しかしそれは、沿岸部の大規模開発があったからこそ成し遂げられた金字塔であるとも言える。ここで言う沿岸部の開発というのは、具体的には工場や物流倉庫、港湾設備の建設を目的とする埋め立てを意味する。大きな船が出入りでき、多くの物資を留め置くことができ、更には国内外へ届けられる様々なモノをこの地で製造できたからこその今の横浜の発展なのだ。
 


なぜ今の場所に?


 


港湾局は山下町産業貿易センタービルの4階


八景島の生い立ちについてお話を伺うべく、横浜市港湾局に取材をお願いした。今回は、同局みなと賑わい振興部の安斉さん、山口さんにお話を伺った。
 


急な取材のお願いにもかかわらず快く取材に応じてくださった(左から安斉さん、山口さん)


まず、八景島が、現在の場所に設けられた理由を考察するために、横浜市の埋立事業の変遷を説明する以下の図を見ていただきたい。
 


横浜市の海岸線の埋立
(横浜市政策局発行「調査季報98号」48ページ「八景島の整備について(中島実雄・田野口博臣)」)


この図から一目瞭然なのだが、国際貿易港・工業都市として発展してきた横浜は、戦前・戦後を通して、その代償として埋立により多くの海岸線を失っている。その結果、臨海部における憩いの場として、海水浴や潮干狩りができる「砂浜」がなくなってしまった。

そこで、横浜市は、1971(昭和46)年に開始した金沢地区の埋立事業において、従来の工業誘致型優先の埋立造成ではなく、新しい街づくりをテーマとした「海の公園」の整備計画を推進することとしたのだ。そしてこの計画の中で、「市民が水と交わる」ための憩いの場所として、砂浜を提供するための「浜部」とは別に、レクリエーションを提供するための施設用地「島部」の造成が決定された。それが八景島なのだ。
 


黒松の隙間から望む八景島アクアミュージアム


そして、人工の島、八景島がなぜ今の場所に在るのか? という疑問に対する答は以下のように推察できるだろう。

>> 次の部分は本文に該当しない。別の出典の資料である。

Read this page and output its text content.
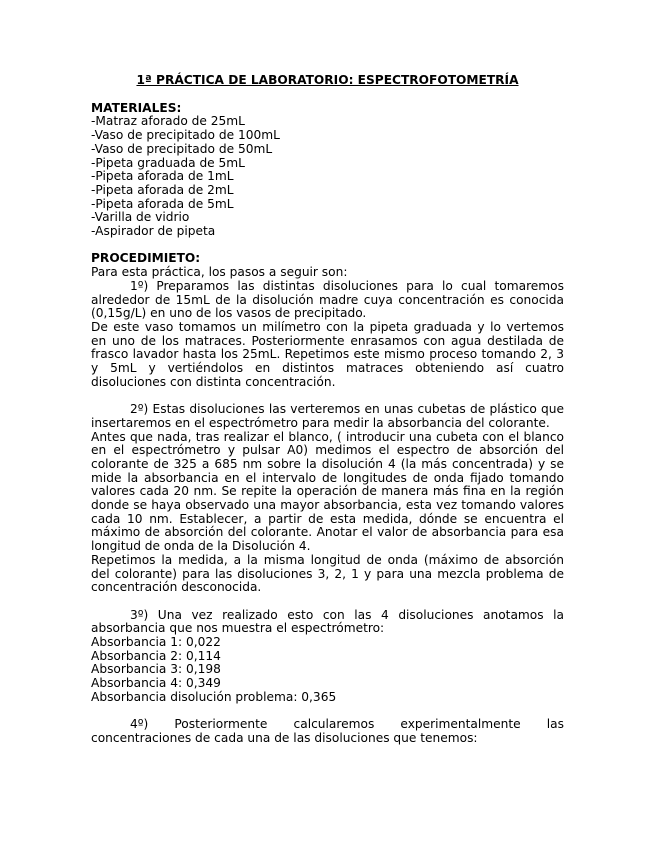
1ª PRÁCTICA DE LABORATORIO: ESPECTROFOTOMETRÍA
MATERIALES:
-Matraz aforado de 25mL
-Vaso de precipitado de 100mL
-Vaso de precipitado de 50mL
-Pipeta graduada de 5mL
-Pipeta aforada de 1mL
-Pipeta aforada de 2mL
-Pipeta aforada de 5mL
-Varilla de vidrio
-Aspirador de pipeta
PROCEDIMIETO:

Para esta práctica, los pasos a seguir son:

1º) Preparamos las distintas disoluciones para lo cual tomaremos alrededor de 15mL de la disolución madre cuya concentración es conocida (0,15g/L) en uno de los vasos de precipitado.

De este vaso tomamos un milímetro con la pipeta graduada y lo vertemos en uno de los matraces. Posteriormente enrasamos con agua destilada de frasco lavador hasta los 25mL. Repetimos este mismo proceso tomando 2, 3 y 5mL y vertiéndolos en distintos matraces obteniendo así cuatro disoluciones con distinta concentración.

2º) Estas disoluciones las verteremos en unas cubetas de plástico que insertaremos en el espectrómetro para medir la absorbancia del colorante.

Antes que nada, tras realizar el blanco, ( introducir una cubeta con el blanco en el espectrómetro y pulsar A0) medimos el espectro de absorción del colorante de 325 a 685 nm sobre la disolución 4 (la más concentrada) y se mide la absorbancia en el intervalo de longitudes de onda fijado tomando valores cada 20 nm. Se repite la operación de manera más fina en la región donde se haya observado una mayor absorbancia, esta vez tomando valores cada 10 nm. Establecer, a partir de esta medida, dónde se encuentra el máximo de absorción del colorante. Anotar el valor de absorbancia para esa longitud de onda de la Disolución 4.

Repetimos la medida, a la misma longitud de onda (máximo de absorción del colorante) para las disoluciones 3, 2, 1 y para una mezcla problema de concentración desconocida.

3º) Una vez realizado esto con las 4 disoluciones anotamos la absorbancia que nos muestra el espectrómetro:

Absorbancia 1: 0,022
Absorbancia 2: 0,114
Absorbancia 3: 0,198
Absorbancia 4: 0,349
Absorbancia disolución problema: 0,365

4º) Posteriormente calcularemos experimentalmente las concentraciones de cada una de las disoluciones que tenemos:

金沢八景が昔から市民に親しまれてきた景勝地であったことに加えて、上記図からわかるように、そもそも戦前から引き継がれてきた臨海部の工業地帯の埋立の総仕上げとして、横浜市最南端の現在の位置となったと考えられるのだ。

キザな言い方をすれば、横浜市の発展の歴史が八景島を八景島たらしめたのだ。